Overall: While I complained about it a bunch as it was happening, and went through some hard times during the year, 2019 was a pretty good time, relative to this present moment. 2020 is a weird and scary time. I hope it becomes less of a weird and scary time soon. I hope you all stay healthy and safe, and I hope that we all stay in touch, find ways to stay connected to the hobbies we love during the downtime, and make our way back to something resembling normalcy as soon as we can. When the goal for the current year is just to physically survive and stay in good health, the other stuff becomes a really distant second, but that doesn’t make us love it any less, I don’t think. Be well, and like I said, please stay in touch. I wanna know that y’all are doin’ OK, or be able to offer whatever support I can if you’re not. Take care, until then!
After all of the recent info that’s been going around, one has to wonder if you had that strain of flu that was so deadly here in the U.S. back in 2018, it would certainly explain why it hit you so hard. The whole “What will happen to my stuff?” thing is pretty depressing to think about, although given how uninterested the younger population is in all things history, I often wonder what’s going to happen to all of the things that collectors currently hold dear? It’s not all going to end up in a museum, there’d be no one around who’d pay to see it, and if no one cares to preserve it, well, let’s just say I envision a much less interesting world in the future.
It was definitely (as in “my spouse and I both tested positive for it at the hospital”) that strain of flu. Almost killed me, and made my spouse pretty miserable, too.
Artifacts, history, and things like this are generally embraced more by younger people when they aren’t literally fighting or running for their lives every day. It’s not that they’re uninterested in my experience, quite the opposite. It’s that they don’t have the time, energy, space or money to devote to the things we’re talking about here, or at the very least, that they’ve had to keep their priorities in a different order than ours. Lots of them are in their phones all the time because it’s the only space they have that’s theirs.
And, I mean, frankly speaking, even as someone who has a deep affinity for so much of late 20th century popular culture, I’ll be the first to say that much of it is deeply flawed, a monument to excess, and lousy with ideas that are detrimental to a functioning society. It laid the groundwork for the world we’re terrified of in this moment. I don’t let nostalgia get in the way of seeing that some of the things their noteworthy creators that we’ve loved in this world are a mess.
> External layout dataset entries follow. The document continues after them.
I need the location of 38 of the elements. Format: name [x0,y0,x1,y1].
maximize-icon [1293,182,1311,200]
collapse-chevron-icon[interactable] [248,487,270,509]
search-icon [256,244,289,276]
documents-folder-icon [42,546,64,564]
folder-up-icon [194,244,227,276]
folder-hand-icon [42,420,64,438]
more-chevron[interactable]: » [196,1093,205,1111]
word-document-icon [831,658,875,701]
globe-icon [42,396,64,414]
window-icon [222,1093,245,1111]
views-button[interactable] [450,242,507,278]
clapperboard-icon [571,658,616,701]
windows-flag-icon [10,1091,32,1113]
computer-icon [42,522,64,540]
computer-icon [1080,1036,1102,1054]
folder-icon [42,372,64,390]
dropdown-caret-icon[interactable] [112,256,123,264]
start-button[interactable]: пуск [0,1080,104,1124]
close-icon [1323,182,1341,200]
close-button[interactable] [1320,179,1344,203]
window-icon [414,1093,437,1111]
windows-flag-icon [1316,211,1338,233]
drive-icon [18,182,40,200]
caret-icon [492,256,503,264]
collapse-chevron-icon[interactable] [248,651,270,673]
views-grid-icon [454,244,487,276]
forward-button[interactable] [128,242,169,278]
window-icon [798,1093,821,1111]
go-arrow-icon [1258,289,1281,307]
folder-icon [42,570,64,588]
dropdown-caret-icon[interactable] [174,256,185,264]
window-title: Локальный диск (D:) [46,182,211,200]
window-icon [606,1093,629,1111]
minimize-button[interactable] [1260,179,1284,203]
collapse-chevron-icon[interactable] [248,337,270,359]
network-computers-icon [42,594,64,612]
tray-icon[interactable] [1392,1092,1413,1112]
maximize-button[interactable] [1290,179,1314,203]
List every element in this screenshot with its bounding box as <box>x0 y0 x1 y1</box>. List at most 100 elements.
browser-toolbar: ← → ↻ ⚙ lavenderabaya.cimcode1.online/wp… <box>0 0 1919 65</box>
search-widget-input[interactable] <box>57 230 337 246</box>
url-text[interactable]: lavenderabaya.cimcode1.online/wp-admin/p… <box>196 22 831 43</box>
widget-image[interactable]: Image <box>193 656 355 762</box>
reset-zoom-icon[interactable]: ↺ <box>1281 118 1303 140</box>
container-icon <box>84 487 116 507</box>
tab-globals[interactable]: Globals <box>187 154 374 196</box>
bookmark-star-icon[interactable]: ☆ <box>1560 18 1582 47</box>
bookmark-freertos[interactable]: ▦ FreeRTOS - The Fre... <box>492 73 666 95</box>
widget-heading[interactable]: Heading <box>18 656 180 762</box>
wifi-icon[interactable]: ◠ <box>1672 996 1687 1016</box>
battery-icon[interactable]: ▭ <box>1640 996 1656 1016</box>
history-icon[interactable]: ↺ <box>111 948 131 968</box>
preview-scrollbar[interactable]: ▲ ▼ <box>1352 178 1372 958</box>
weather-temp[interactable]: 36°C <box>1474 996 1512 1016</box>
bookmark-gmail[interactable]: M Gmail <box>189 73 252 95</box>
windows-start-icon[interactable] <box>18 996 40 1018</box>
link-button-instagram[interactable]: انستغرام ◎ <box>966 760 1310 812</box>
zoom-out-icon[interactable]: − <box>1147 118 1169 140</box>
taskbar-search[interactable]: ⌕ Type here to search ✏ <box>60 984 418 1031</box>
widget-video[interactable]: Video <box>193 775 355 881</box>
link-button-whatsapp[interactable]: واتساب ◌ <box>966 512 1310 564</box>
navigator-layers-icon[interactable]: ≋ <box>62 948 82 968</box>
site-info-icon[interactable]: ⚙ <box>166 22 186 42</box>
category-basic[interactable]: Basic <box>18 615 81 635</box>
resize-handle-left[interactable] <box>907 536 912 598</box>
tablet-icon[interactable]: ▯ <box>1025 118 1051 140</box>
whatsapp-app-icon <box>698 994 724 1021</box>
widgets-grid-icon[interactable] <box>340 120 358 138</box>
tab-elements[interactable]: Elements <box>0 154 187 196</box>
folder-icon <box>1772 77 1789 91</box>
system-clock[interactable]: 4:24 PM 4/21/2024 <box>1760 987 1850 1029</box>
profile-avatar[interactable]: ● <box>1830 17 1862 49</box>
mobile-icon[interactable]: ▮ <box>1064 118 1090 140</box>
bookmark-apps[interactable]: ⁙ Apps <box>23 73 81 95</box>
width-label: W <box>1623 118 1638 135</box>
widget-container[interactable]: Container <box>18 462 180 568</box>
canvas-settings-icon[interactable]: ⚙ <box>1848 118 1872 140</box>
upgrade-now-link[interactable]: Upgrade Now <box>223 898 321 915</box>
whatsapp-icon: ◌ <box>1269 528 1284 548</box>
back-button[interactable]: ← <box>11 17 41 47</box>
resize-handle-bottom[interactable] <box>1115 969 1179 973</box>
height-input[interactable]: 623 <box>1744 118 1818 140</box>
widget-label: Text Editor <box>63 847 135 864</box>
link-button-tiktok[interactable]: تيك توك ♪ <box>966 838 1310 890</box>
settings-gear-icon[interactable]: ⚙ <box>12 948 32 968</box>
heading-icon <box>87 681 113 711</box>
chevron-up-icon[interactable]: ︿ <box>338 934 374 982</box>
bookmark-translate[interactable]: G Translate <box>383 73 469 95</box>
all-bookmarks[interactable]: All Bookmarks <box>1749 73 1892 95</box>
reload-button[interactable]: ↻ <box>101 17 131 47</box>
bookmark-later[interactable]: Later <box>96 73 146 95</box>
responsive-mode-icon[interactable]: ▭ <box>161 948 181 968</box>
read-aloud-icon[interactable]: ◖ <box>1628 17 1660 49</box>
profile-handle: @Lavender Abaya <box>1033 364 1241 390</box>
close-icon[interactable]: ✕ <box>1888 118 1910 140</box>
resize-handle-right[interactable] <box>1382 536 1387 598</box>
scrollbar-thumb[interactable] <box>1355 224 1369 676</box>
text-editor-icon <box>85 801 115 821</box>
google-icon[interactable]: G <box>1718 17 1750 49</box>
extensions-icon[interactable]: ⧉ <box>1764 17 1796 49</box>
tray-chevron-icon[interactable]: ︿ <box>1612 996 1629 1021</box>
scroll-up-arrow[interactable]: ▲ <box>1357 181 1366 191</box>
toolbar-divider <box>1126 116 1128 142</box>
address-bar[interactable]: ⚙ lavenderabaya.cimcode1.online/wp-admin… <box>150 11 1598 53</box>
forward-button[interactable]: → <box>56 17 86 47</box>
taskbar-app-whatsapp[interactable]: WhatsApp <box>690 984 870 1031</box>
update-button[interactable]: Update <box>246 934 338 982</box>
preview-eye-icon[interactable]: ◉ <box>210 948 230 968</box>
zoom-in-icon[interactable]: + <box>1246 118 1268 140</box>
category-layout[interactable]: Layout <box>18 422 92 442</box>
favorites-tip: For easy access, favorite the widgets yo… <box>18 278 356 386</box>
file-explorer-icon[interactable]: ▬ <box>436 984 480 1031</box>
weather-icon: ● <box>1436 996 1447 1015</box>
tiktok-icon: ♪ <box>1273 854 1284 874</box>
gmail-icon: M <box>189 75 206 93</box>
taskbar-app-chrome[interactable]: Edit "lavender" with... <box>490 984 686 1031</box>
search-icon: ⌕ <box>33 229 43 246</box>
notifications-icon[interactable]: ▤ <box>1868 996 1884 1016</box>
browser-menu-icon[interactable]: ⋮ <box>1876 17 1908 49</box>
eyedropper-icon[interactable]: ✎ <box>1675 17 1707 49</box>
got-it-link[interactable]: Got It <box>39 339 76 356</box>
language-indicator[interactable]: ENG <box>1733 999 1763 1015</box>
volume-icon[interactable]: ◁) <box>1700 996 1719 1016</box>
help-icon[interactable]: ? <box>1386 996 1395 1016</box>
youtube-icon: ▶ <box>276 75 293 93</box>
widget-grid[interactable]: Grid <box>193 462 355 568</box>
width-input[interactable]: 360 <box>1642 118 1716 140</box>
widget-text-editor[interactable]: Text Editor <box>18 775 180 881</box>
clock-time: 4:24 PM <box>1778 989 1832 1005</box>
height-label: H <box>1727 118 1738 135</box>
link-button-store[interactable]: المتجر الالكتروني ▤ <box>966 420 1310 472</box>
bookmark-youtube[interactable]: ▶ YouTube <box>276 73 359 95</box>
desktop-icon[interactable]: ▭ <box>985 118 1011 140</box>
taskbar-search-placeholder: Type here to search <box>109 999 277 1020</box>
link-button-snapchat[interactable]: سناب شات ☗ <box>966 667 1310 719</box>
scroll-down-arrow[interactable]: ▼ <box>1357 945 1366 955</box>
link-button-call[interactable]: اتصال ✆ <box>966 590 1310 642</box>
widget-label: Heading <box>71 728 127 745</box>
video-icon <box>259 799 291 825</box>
People who weren’t born into the world that these things were front and center in aren’t held back by sentimentality for them, and in a lot of ways, they’re better off for it.
Should we, as a species, get past the current sets of hurdles, I’m hopeful that enough of the things we love survive into the future for people to have a relatively full picture of what our experiences with them were like, but I’m also hopeful that they do so in a world mature enough to look at them critically, as well as a more equitable and just world.